Here is where we see a real danger in the outsourcing of previously public functions to private entities.

Public bodies cannot sue for libel following a ruling in Derbyshire County Council vs The Times in 1993. The reasoning behind this ruling was that public bodies carrying out public functions should remain accountable at all levels and should not be able to wield libel law as a tool to silence criticism. A grey area opens up, however, when private companies are contracted to carry out governmental functions.
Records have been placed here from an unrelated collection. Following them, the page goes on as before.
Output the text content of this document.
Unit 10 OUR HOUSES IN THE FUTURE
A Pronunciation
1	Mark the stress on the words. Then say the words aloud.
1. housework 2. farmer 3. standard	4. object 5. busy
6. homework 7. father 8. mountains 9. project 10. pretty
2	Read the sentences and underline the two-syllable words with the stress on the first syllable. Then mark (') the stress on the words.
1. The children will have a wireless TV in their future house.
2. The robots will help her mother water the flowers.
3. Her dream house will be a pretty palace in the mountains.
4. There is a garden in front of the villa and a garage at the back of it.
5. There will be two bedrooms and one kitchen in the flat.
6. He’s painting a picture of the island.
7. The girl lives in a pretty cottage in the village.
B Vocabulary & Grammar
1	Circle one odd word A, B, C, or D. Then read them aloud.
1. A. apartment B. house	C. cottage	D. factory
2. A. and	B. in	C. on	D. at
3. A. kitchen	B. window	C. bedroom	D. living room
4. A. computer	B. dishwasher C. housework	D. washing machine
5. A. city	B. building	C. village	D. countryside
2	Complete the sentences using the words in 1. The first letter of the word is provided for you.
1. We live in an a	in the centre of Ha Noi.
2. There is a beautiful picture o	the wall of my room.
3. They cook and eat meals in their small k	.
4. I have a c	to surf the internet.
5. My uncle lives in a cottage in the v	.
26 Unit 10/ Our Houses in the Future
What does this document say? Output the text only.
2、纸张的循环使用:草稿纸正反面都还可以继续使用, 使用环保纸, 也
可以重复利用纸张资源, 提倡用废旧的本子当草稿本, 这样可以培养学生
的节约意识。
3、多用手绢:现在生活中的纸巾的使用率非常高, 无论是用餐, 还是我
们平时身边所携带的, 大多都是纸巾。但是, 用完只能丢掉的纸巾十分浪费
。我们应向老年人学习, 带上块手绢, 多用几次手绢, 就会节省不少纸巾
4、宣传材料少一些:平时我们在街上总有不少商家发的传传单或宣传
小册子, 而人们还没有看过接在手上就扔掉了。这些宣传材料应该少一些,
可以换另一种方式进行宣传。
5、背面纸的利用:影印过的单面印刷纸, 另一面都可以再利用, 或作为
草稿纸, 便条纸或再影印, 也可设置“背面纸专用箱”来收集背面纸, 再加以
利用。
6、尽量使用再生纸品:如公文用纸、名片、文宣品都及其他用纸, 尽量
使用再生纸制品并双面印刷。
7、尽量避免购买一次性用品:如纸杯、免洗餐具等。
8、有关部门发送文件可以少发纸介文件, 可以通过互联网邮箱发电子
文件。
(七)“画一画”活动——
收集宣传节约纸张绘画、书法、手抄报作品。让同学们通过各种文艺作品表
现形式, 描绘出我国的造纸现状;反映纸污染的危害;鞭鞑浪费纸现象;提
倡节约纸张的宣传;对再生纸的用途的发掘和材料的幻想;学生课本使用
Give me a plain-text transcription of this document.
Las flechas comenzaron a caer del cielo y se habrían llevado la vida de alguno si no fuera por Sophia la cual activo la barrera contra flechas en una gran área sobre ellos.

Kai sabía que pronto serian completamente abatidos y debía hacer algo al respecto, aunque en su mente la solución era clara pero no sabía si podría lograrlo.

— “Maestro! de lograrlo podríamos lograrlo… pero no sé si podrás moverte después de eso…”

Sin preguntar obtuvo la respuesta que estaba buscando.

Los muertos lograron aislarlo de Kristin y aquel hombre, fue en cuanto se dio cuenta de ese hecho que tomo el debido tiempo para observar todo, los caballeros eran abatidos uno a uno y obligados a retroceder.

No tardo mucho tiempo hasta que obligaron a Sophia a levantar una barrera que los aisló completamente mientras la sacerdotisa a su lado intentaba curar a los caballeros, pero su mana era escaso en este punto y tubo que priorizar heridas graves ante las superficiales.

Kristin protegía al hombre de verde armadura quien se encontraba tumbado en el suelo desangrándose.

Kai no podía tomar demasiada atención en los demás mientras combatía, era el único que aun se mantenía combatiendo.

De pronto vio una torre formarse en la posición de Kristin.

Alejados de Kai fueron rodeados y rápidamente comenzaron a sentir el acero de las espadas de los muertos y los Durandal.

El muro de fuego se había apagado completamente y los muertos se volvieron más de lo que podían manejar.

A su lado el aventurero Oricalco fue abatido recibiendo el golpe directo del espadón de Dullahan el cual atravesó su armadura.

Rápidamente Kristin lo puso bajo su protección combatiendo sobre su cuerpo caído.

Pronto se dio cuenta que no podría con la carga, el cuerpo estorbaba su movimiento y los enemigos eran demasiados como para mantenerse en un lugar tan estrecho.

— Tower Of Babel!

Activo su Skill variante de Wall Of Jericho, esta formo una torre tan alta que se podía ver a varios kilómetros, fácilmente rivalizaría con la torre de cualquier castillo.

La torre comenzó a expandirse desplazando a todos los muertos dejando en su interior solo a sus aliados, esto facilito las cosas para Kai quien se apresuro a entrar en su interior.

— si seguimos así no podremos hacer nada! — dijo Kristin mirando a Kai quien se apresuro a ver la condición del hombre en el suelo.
Not only is criticism of said function now subject to silencing through the libel system, the remit of the Freedom of Information Act 2000 also suggests that these companies are immune from FoI requests as to their actions. As I reported in January this year, Deputy Prime Minister Nick Clegg acknowledges that if more and more public functions are carried out by private companies, we may need to extend the FoI Act to ensure that these companies can be held to account.

Until and unless both the libel laws and FoI legislation of this country are radically reformed, we will continue to see unaccountable private corporations effectively silencing free debate; an overhaul of both is crucial if we are to prevent further episodes like Atos vs CarerWatch and countless other instances where free expression is suppressed.